Benjamin De Luca a quant à lui opté pour une prestation qu’il qualifie lui-même de « dérangeante », en mêlant humour, argumentation et qualité oratoire autour de la même citation de Michel Foucault. Il a notamment choisi d’interpeller directement le public en lui intimant « l’ordre » de se lever.
« Avoir gagné est une surprise pour moi. À la base, je ne m’en sentais pas capable du tout. Ma meilleure amie, ma prof de français et ma classe m’ont poussé à participer. J’ai eu un gros coup de chaud à la demi-finale et je suis arrivé en finale pas du tout dans l’optique que j’allais gagner. Voir toutes ces personnes rire à mes blagues, acquiescer à mes mots, ce n’était que du positif, que du bon. Le niveau des autres candidats et candidates était incroyable, je ne m’attendais pas à gagner. Quand j’ai reçu le prix du public, mon cœur a commencé à battre dans tous les sens. C’est vraiment une expérience enrichissante, que je recommande à beaucoup de gens », explique Benjamin De Luca.
Les jeunes finalistes se sont produit·es à tour de rôle devant un jury composé de Wilson Fache, reporter de guerre et récipiendaire du prix Albert Londres 2023 ; Noah Bundula, créateur de contenu médiatique et du compte Asckipe ; Coralie Vanderlinden, actrice et metteure en scène ; Isabelle Rorive, professeure de droit à l’ULB ; Léopold Mustin, avocat ; Nael Giannini, président de la Fédération d’éloquence belge. Le jury était présidé par Carine Thibaut, directrice de la section belge francophone d’Amnesty International. Libres d’adopter le style oratoire qui leur plaisait, les huit finalistes ont disposé respectivement de quatre à cinq minutes et 30 secondes pour adresser un message oral à travers le choix de trois thématiques.
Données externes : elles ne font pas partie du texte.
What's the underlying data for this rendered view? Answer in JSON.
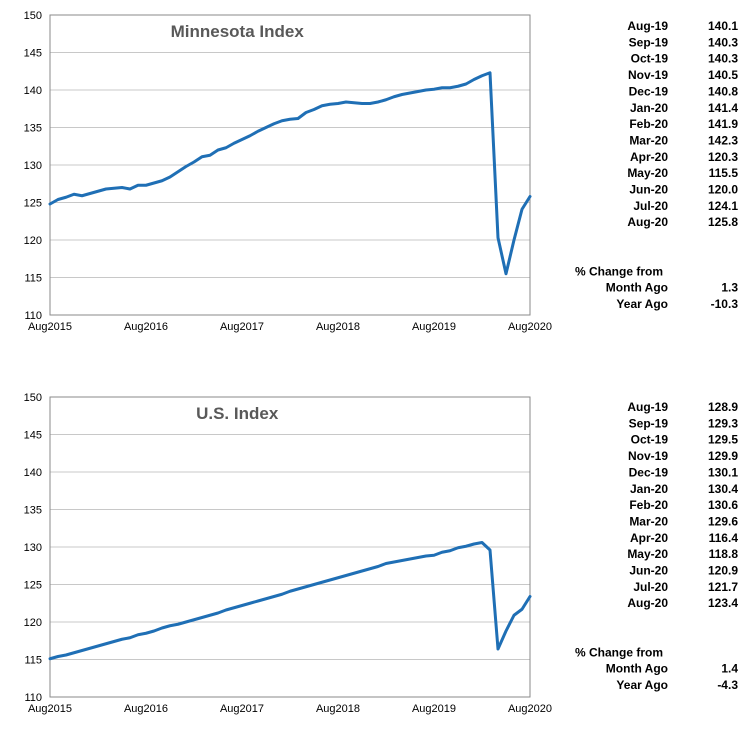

La soirée a été clôturée par un message d’espoir et de résistance porté par Carine Thibaut, accueilli sous de grands applaudissements. « Depuis dimanche, les défenseurs et défenseures des droits humains ont le sentiment que nous pouvons faire reculer les autoritarismes. C’est notamment grâce à la jeunesse hongroise que le dirigeant Viktor Orbán a été démis de ses fonctions après 16 ans de pouvoir. Il est essentiel de voir des jeunes qui choisissent, à travers les mots, l’argumentation et la prestance, de défendre des idées aussi fondamentales que les droits humains. Voir ces huit jeunes monter sur scène pour défendre leurs idées et leurs opinions est toujours un plaisir et cela donne de l’espoir, car cela montre que les mots peuvent être utilisés à bon escient », a-t-elle indiqué.
Pour sa quatrième édition, le concours était ouvert à tous les établissements scolaires du secondaire en Wallonie et à Bruxelles disposant d’un groupe-école Amnesty. À l’issue d’une première étape de sélection, treize élèves de neuf écoles participantes différentes ont participé à une demi-finale organisée le 18 mars 2026, dont huit ont été retenu·es pour participer à la finale.